We are working with IBM on the IVR side does this fit?
RAMP has been designed to work with the majority of commercially available telephony providers / components. Each installation will require some client specific integration work based on pre-built adapters. With a common, widely used IVR, this should be minimal.
Does this asset need any specific solution in place (like mandatory CRM package)
No specific CRM package is needed. The solution has been designed to be as invisible to the agent as possible and as minimally disruptive to the center as possible. The desktop will likely be unimpacted by the release and the solution will run alongside the existing telephony infrastructure providing flexibility and ready made redundancy. The asset will come on a preconfigured box with all the required software and will run on that box as a stand alone server. Only the monitoring software needs to run externally to the box.

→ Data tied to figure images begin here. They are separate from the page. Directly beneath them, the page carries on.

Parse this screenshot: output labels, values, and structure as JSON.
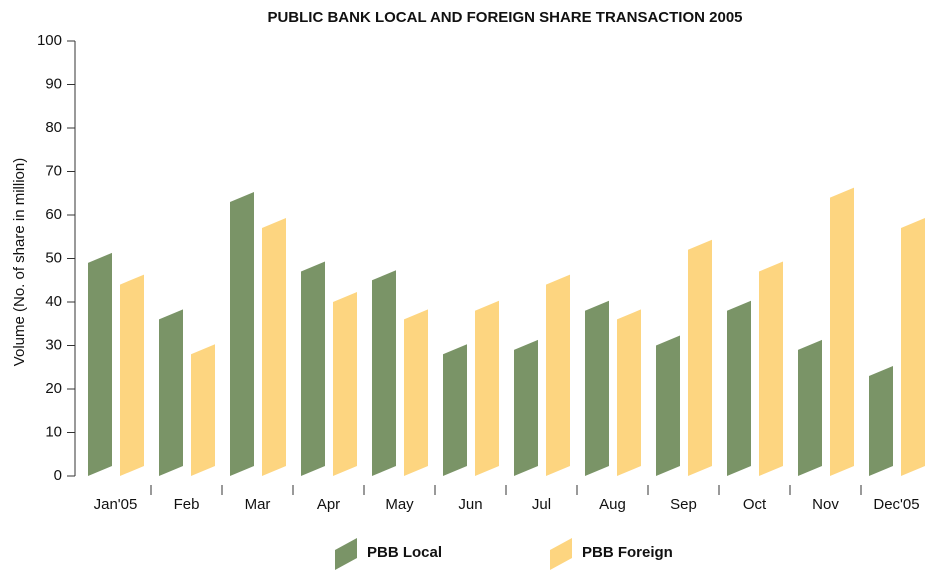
{
  "chart_data": {
    "type": "bar",
    "title": "PUBLIC BANK LOCAL AND FOREIGN SHARE TRANSACTION 2005",
    "y_label": "Volume (No. of share in million)",
    "categories": [
      "Jan'05",
      "Feb",
      "Mar",
      "Apr",
      "May",
      "Jun",
      "Jul",
      "Aug",
      "Sep",
      "Oct",
      "Nov",
      "Dec'05"
    ],
    "series": [
      {
        "name": "PBB Local",
        "color": "#7a9467",
        "values": [
          49,
          36,
          63,
          47,
          45,
          28,
          29,
          38,
          30,
          38,
          29,
          23
        ]
      },
      {
        "name": "PBB Foreign",
        "color": "#fdd580",
        "values": [
          44,
          28,
          57,
          40,
          36,
          38,
          44,
          36,
          52,
          47,
          64,
          57
        ]
      }
    ],
    "ylim": [
      0,
      100
    ],
    "yticks": [
      0,
      10,
      20,
      30,
      40,
      50,
      60,
      70,
      80,
      90,
      100
    ],
    "legend": "bottom"
  }
}
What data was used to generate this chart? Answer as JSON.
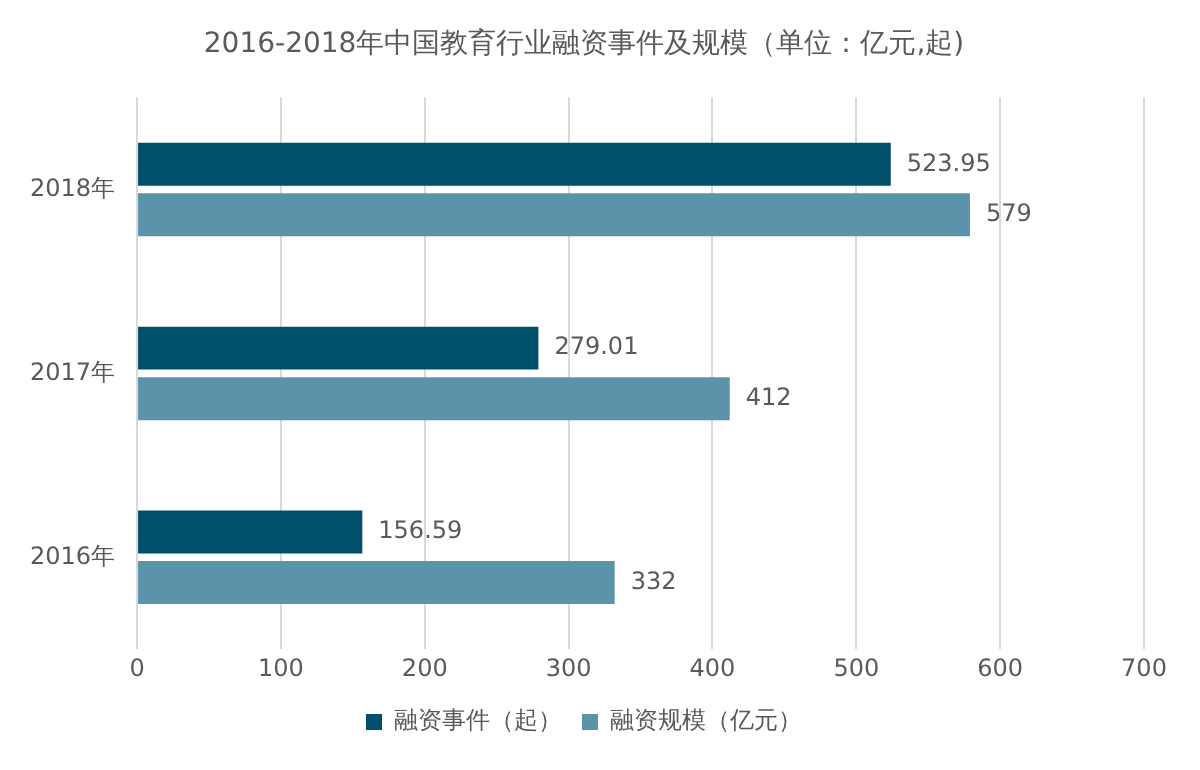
{
  "chart_data": {
    "type": "bar",
    "orientation": "horizontal",
    "title": "2016-2018年中国教育行业融资事件及规模（单位：亿元,起)",
    "categories": [
      "2018年",
      "2017年",
      "2016年"
    ],
    "series": [
      {
        "name": "融资事件（起）",
        "color": "#004f6b",
        "values": [
          523.95,
          279.01,
          156.59
        ]
      },
      {
        "name": "融资规模（亿元）",
        "color": "#5b93aa",
        "values": [
          579,
          412,
          332
        ]
      }
    ],
    "xlim": [
      0,
      700
    ],
    "xticks": [
      0,
      100,
      200,
      300,
      400,
      500,
      600,
      700
    ],
    "grid": "x",
    "legend": "bottom",
    "data_labels": true
  }
}
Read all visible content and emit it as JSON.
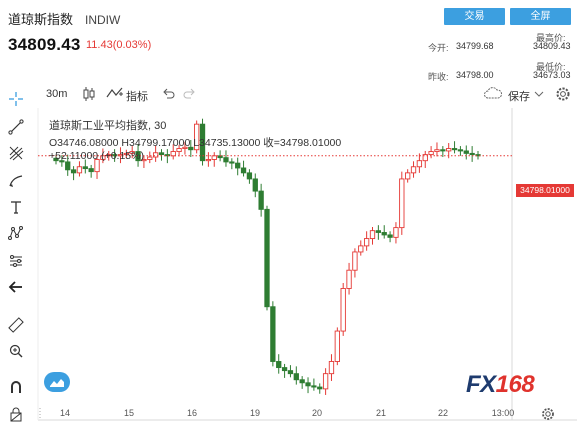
{
  "header": {
    "title": "道琼斯指数",
    "symbol": "INDIW",
    "price": "34809.43",
    "change": "11.43(0.03%)",
    "trade_button": "交易",
    "fullscreen_button": "全屏"
  },
  "stats": {
    "open_label": "今开:",
    "open_value": "34799.68",
    "prev_close_label": "昨收:",
    "prev_close_value": "34798.00",
    "high_label": "最高价:",
    "high_value": "34809.43",
    "low_label": "最低价:",
    "low_value": "34673.03"
  },
  "toolbar": {
    "interval": "30m",
    "indicators_label": "指标",
    "save_label": "保存"
  },
  "legend": {
    "series": "道琼斯工业平均指数, 30",
    "ohlc": "O34746.08000  H34799.17000  L34735.13000  收=34798.01000",
    "change": "+52.11000 (+0.15%)"
  },
  "price_tag": "34798.01000",
  "watermark": {
    "fx": "FX",
    "num": "168"
  },
  "colors": {
    "up": "#e53935",
    "down": "#2e7d32",
    "accent": "#3c9fe0"
  },
  "chart_data": {
    "type": "candlestick",
    "x_ticks": [
      "14",
      "15",
      "16",
      "19",
      "20",
      "21",
      "22",
      "13:00"
    ],
    "last_price": 34798.01,
    "closes": [
      34790,
      34788,
      34775,
      34770,
      34780,
      34777,
      34772,
      34792,
      34798,
      34800,
      34798,
      34800,
      34802,
      34805,
      34790,
      34792,
      34796,
      34803,
      34800,
      34798,
      34805,
      34810,
      34812,
      34808,
      34850,
      34790,
      34792,
      34798,
      34795,
      34788,
      34786,
      34778,
      34770,
      34760,
      34740,
      34710,
      34550,
      34460,
      34450,
      34445,
      34440,
      34430,
      34425,
      34420,
      34418,
      34415,
      34440,
      34460,
      34510,
      34580,
      34610,
      34640,
      34650,
      34662,
      34675,
      34672,
      34668,
      34664,
      34680,
      34760,
      34770,
      34780,
      34790,
      34800,
      34805,
      34808,
      34806,
      34810,
      34808,
      34806,
      34802,
      34800,
      34798
    ]
  }
}
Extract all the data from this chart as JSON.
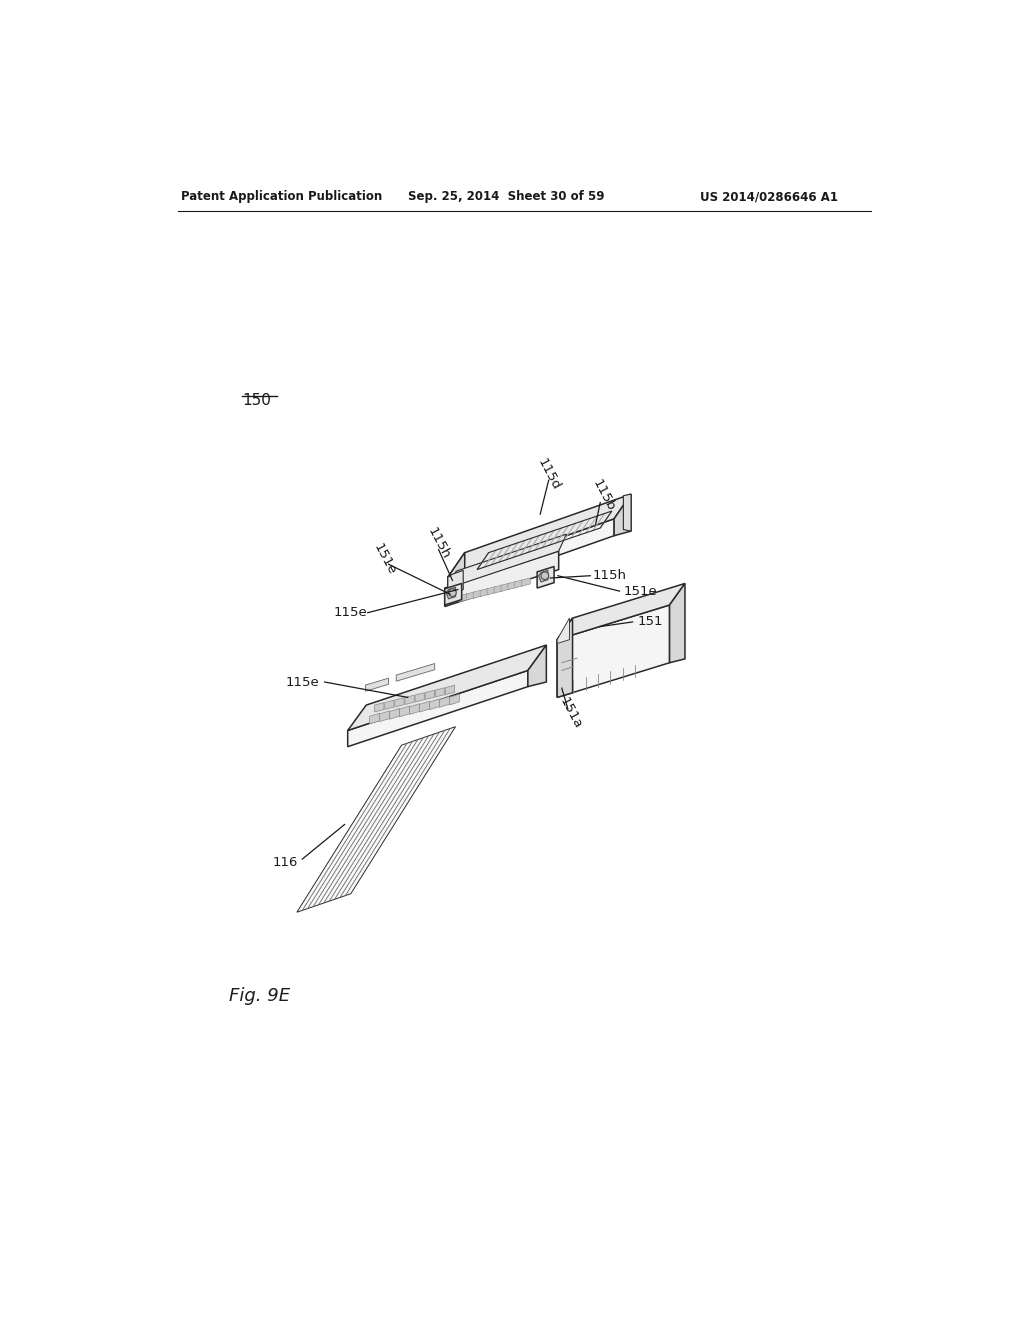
{
  "header_left": "Patent Application Publication",
  "header_center": "Sep. 25, 2014  Sheet 30 of 59",
  "header_right": "US 2014/0286646 A1",
  "fig_label": "Fig. 9E",
  "bg_color": "#ffffff",
  "line_color": "#1a1a1a",
  "lw": 1.1,
  "lw_thin": 0.7,
  "lw_thick": 1.5
}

Does it integrate with a Cisco/Siemens/Avaya/Aspect/Nortel ACD or Dialer Platform?
RAMP has been designed to work with the majority of commercially available telephony providers / components. Each installation will require some client specific integration work based on pre-built adapters. With a common, widely used IVR, this should be minimal.
Is it required to work with “screen-pop” software and have access to the underlying account database?
We do not require "screen pop" integration. RAMP provides it's own dashboarding/reporting regarding it's matching success/lift rates, but is also designed to integrate with existing desktop software as necessary.
We do also need access to customer and agent data - we first build scoring models to determine the optimal matching, and subsequently leverage these in real time to self-learn and continue to recommend the optimal match in real time.